In conclusion, we propose that the bottleneck for Li+ transport in HSEs comprising of PEO polymer and inorganic solid electrolyte phases is across the phase boundaries, where the presence of decomposition products results in a deficiency of ether oxygen species that are responsible for Li-ion conductivity. The interface diffusivity can be improved by making use of an ionic liquid additive as a wetting agent, when its miscibility in PEO is poor like for PP13 TFSI, forcing it to be positioned at the phase boundaries where it functions as a bridge for Li-ion transport. In contrast, an ionic liquid electrolyte that is miscible in PEO, such as EMIM TFSI, improves the conductivity of the PEO as it is distributed between the PEO chains inducing higher chain and Li-ion mobility. However, in this case the interface remains the bottleneck for Li-ion transport.
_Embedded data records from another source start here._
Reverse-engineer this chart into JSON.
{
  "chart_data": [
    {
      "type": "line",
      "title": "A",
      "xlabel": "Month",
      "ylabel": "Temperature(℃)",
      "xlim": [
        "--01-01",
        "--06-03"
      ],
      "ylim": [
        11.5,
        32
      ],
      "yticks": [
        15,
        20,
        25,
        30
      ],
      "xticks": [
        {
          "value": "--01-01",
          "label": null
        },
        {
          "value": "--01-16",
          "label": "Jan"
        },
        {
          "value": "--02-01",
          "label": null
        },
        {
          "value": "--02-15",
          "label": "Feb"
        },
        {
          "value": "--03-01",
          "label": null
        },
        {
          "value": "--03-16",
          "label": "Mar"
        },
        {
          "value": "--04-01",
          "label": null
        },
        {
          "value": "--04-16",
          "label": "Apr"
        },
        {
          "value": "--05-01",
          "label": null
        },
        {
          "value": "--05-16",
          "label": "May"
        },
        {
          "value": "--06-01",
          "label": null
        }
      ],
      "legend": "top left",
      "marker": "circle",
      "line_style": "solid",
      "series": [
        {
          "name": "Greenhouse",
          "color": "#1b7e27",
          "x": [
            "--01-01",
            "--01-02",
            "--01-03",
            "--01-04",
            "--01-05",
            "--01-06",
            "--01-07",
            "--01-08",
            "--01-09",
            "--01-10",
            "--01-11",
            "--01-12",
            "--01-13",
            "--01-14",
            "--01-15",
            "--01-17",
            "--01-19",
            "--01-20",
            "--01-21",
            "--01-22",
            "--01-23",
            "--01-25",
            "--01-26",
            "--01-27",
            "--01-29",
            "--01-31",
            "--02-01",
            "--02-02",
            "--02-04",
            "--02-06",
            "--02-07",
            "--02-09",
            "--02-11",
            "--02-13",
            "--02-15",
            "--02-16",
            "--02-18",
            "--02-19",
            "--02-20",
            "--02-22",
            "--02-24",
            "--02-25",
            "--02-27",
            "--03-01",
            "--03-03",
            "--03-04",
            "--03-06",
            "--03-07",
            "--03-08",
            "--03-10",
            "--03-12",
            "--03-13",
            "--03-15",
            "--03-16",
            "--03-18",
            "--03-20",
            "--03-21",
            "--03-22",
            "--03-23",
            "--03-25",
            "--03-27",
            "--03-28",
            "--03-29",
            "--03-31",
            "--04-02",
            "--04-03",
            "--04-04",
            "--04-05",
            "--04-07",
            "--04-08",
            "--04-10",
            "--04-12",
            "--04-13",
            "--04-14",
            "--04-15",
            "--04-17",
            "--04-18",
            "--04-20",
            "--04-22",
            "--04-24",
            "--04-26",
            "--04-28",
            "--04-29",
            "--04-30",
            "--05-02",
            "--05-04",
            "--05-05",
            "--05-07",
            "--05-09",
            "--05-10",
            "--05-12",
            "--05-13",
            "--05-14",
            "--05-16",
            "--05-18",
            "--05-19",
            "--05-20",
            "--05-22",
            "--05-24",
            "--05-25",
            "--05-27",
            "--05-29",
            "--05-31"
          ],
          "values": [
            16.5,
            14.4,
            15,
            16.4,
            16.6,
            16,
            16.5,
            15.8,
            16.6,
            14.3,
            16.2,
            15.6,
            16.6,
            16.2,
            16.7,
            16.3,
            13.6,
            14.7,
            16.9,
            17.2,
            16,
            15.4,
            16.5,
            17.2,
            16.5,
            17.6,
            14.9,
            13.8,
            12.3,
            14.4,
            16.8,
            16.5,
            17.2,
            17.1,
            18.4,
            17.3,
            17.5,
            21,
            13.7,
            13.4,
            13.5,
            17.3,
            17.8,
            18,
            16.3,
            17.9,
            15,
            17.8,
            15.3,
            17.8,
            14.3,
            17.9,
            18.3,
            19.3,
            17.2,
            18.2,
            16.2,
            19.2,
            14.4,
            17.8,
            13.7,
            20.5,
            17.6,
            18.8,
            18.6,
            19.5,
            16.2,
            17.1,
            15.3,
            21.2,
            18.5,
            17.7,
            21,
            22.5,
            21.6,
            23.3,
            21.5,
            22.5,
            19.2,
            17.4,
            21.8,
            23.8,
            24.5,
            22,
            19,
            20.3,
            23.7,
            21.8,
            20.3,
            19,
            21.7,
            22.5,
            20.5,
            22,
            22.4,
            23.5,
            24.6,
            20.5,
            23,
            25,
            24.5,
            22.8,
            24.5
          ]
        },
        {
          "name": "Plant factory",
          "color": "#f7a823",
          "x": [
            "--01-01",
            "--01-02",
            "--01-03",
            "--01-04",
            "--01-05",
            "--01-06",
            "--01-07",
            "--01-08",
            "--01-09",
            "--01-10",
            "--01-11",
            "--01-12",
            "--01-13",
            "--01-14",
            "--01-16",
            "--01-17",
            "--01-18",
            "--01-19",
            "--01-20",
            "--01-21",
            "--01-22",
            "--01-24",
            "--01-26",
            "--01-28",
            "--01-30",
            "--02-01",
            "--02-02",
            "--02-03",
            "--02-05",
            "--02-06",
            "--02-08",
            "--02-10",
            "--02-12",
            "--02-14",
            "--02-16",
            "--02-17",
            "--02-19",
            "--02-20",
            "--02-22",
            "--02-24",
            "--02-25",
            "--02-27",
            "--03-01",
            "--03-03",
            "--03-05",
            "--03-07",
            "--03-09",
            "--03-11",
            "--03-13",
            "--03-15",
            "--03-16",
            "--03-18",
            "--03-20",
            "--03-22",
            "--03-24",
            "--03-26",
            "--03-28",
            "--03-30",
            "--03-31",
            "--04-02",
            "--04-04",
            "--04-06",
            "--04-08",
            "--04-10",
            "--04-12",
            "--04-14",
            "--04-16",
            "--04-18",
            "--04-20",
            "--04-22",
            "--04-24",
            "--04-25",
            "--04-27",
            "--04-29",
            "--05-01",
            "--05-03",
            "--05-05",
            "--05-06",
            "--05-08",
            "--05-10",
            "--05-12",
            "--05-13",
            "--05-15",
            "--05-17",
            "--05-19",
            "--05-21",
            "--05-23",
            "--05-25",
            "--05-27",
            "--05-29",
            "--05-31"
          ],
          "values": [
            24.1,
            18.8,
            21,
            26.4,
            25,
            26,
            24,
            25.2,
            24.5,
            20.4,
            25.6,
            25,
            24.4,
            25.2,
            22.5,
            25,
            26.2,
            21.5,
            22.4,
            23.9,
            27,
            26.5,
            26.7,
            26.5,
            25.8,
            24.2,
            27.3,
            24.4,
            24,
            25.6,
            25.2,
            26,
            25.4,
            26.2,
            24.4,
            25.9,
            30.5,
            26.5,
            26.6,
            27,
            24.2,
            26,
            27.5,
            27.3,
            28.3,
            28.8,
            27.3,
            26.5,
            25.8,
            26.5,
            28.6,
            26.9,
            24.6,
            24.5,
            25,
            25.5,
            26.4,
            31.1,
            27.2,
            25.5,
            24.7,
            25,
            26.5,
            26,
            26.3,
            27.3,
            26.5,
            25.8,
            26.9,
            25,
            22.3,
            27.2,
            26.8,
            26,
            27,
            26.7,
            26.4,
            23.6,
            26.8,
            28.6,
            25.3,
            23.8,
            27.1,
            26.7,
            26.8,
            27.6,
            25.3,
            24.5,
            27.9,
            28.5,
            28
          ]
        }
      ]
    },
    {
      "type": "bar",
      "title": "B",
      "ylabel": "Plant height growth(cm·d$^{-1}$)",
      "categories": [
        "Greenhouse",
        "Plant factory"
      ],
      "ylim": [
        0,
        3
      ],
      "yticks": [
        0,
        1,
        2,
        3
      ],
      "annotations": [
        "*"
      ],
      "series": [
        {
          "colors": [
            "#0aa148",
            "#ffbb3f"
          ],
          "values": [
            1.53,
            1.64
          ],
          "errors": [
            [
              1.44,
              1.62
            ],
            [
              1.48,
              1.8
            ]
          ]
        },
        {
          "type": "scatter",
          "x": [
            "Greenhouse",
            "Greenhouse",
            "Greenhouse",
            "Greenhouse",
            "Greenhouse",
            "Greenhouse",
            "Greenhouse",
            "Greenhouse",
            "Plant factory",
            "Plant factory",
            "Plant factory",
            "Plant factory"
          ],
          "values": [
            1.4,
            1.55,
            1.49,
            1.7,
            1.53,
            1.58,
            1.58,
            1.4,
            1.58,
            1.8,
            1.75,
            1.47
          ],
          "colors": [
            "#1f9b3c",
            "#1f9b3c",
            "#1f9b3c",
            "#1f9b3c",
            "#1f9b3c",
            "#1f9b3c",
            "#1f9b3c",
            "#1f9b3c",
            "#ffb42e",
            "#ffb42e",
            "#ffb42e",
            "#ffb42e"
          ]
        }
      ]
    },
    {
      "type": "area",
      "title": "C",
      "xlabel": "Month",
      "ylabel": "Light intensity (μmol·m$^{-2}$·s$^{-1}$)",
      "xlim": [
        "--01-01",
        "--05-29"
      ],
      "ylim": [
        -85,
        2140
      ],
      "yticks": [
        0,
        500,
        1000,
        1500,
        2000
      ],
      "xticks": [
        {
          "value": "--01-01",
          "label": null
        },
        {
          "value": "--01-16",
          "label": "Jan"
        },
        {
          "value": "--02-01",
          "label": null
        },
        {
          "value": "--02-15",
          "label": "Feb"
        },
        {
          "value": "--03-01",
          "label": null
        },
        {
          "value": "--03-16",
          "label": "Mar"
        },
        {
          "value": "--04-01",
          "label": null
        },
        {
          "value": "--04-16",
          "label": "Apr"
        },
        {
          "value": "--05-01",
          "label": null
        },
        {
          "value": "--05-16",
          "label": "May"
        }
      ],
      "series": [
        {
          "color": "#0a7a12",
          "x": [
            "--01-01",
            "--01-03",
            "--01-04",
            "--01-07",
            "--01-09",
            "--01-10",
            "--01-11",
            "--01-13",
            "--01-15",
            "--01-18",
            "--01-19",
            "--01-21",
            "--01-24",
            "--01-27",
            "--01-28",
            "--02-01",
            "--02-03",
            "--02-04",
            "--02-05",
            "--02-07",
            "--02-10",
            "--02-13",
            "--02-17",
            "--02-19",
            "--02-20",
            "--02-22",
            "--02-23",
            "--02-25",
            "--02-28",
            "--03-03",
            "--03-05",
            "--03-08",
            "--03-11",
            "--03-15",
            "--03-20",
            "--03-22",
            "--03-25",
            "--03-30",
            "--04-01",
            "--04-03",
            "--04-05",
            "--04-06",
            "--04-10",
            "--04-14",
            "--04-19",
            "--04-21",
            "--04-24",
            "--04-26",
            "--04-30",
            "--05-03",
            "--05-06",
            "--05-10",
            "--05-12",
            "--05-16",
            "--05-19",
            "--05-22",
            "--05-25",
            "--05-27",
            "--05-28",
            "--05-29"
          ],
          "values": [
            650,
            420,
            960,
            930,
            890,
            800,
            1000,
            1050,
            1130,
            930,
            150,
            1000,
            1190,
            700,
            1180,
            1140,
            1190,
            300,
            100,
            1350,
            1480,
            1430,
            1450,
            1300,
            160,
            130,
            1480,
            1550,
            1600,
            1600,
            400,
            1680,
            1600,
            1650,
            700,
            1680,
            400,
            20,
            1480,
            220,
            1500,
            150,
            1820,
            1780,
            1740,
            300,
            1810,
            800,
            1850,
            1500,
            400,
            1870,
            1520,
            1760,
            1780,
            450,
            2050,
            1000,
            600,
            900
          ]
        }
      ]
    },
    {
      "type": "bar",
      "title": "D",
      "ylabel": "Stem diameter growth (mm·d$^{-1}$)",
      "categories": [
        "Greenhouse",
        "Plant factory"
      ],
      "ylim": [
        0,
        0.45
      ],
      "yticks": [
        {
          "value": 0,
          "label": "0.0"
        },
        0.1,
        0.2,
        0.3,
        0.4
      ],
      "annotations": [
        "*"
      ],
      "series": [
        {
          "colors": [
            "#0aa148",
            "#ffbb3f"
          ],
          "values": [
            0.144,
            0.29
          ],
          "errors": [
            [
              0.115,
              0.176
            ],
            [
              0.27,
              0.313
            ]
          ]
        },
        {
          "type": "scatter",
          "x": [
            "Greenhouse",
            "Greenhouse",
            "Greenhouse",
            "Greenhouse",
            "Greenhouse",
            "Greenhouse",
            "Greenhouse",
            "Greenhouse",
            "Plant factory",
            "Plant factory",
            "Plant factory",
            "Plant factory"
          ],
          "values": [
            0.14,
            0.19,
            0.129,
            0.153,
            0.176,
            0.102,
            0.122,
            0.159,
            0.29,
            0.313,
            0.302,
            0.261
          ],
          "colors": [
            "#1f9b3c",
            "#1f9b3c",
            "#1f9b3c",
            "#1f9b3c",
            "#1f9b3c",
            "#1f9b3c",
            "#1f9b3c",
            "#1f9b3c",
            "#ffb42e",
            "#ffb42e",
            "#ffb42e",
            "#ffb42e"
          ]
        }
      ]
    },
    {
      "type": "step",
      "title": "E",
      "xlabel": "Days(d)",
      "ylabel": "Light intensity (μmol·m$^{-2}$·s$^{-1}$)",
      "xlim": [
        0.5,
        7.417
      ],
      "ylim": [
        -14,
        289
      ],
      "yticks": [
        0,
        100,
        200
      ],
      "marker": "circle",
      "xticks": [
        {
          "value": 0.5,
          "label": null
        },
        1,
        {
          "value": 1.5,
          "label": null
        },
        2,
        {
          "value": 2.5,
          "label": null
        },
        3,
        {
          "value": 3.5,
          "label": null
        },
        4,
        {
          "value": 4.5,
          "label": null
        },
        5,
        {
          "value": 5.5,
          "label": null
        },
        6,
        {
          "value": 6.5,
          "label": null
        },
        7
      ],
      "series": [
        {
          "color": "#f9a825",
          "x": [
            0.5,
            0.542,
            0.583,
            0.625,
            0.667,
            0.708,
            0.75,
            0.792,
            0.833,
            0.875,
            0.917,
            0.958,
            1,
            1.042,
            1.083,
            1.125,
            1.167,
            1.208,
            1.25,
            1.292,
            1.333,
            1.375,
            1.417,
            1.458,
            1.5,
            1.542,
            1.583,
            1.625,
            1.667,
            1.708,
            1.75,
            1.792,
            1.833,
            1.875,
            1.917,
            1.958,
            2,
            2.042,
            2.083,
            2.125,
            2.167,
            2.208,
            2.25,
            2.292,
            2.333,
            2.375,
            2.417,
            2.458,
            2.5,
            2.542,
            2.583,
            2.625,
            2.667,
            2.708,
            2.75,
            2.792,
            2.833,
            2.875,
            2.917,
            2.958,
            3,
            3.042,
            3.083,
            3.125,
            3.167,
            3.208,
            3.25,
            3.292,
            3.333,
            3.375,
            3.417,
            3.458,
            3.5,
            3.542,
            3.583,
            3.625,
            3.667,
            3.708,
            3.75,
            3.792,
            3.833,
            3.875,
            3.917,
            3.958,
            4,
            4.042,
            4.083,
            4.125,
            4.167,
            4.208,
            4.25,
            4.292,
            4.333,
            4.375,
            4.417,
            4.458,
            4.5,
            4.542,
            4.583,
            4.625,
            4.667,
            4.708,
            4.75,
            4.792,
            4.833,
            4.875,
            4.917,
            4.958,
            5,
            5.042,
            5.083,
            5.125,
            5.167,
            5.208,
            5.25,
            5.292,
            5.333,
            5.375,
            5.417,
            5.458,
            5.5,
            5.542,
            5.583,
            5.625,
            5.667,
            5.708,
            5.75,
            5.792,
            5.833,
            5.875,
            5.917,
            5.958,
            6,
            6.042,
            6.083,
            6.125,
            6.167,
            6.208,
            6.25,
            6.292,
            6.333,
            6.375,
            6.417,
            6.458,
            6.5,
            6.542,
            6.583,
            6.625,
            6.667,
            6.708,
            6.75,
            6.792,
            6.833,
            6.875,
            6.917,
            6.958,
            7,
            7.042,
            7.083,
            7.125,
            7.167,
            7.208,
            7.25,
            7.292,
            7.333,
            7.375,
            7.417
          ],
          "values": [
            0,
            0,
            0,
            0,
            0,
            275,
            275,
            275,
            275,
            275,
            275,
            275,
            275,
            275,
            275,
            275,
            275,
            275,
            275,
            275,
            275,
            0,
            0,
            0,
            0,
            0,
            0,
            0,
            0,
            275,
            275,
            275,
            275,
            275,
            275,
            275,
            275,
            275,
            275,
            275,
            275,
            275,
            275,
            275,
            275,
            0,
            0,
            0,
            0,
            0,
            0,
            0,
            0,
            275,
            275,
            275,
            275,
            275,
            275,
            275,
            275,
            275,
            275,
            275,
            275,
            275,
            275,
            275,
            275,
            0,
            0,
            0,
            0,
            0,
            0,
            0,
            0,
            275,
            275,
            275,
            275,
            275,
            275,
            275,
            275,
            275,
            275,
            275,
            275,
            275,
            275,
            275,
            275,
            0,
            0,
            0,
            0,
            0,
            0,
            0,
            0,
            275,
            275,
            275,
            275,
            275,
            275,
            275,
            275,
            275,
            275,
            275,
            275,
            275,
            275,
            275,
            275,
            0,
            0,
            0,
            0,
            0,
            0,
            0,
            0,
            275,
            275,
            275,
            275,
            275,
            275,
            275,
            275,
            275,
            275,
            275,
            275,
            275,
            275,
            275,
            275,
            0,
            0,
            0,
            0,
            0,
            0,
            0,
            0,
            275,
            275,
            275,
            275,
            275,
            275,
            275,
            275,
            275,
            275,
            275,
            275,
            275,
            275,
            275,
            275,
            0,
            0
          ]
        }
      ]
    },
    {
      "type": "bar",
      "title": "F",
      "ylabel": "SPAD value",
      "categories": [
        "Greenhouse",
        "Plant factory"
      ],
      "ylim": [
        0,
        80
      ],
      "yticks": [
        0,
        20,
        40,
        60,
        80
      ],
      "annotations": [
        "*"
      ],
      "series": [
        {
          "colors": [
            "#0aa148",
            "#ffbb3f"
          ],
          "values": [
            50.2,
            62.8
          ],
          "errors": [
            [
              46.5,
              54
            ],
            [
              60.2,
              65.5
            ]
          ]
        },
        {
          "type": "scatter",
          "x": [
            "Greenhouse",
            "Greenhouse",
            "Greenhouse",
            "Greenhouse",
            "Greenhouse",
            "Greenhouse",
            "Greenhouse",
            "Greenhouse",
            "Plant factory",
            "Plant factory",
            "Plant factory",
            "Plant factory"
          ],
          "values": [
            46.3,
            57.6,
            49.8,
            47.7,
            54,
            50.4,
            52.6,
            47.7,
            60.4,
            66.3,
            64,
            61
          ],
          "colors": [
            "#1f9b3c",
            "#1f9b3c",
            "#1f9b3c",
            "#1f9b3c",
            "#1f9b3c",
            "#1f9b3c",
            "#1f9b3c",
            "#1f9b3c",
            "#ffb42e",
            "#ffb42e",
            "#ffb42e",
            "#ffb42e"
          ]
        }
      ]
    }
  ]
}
A detailed investigation provides insight into the structure of the interface between the organic and inorganic phases in the HSE and its role in Li+ transport. This allows the development of interface strategies, such as the one proposed with non-miscible ionic liquids, leading to highly improved conductivities, and thus compatibility with Li-metal anodes. Multi-nuclear NMR proves to be a very versatile and powerful method to reveal these processes especially in HSEs. Future work will include the investigation of the salt concentration, inorganic surface modification and the role of space charges to the interfaces as well as to the HSEs as a whole, shedding more light on potential next generation solid electrolytes.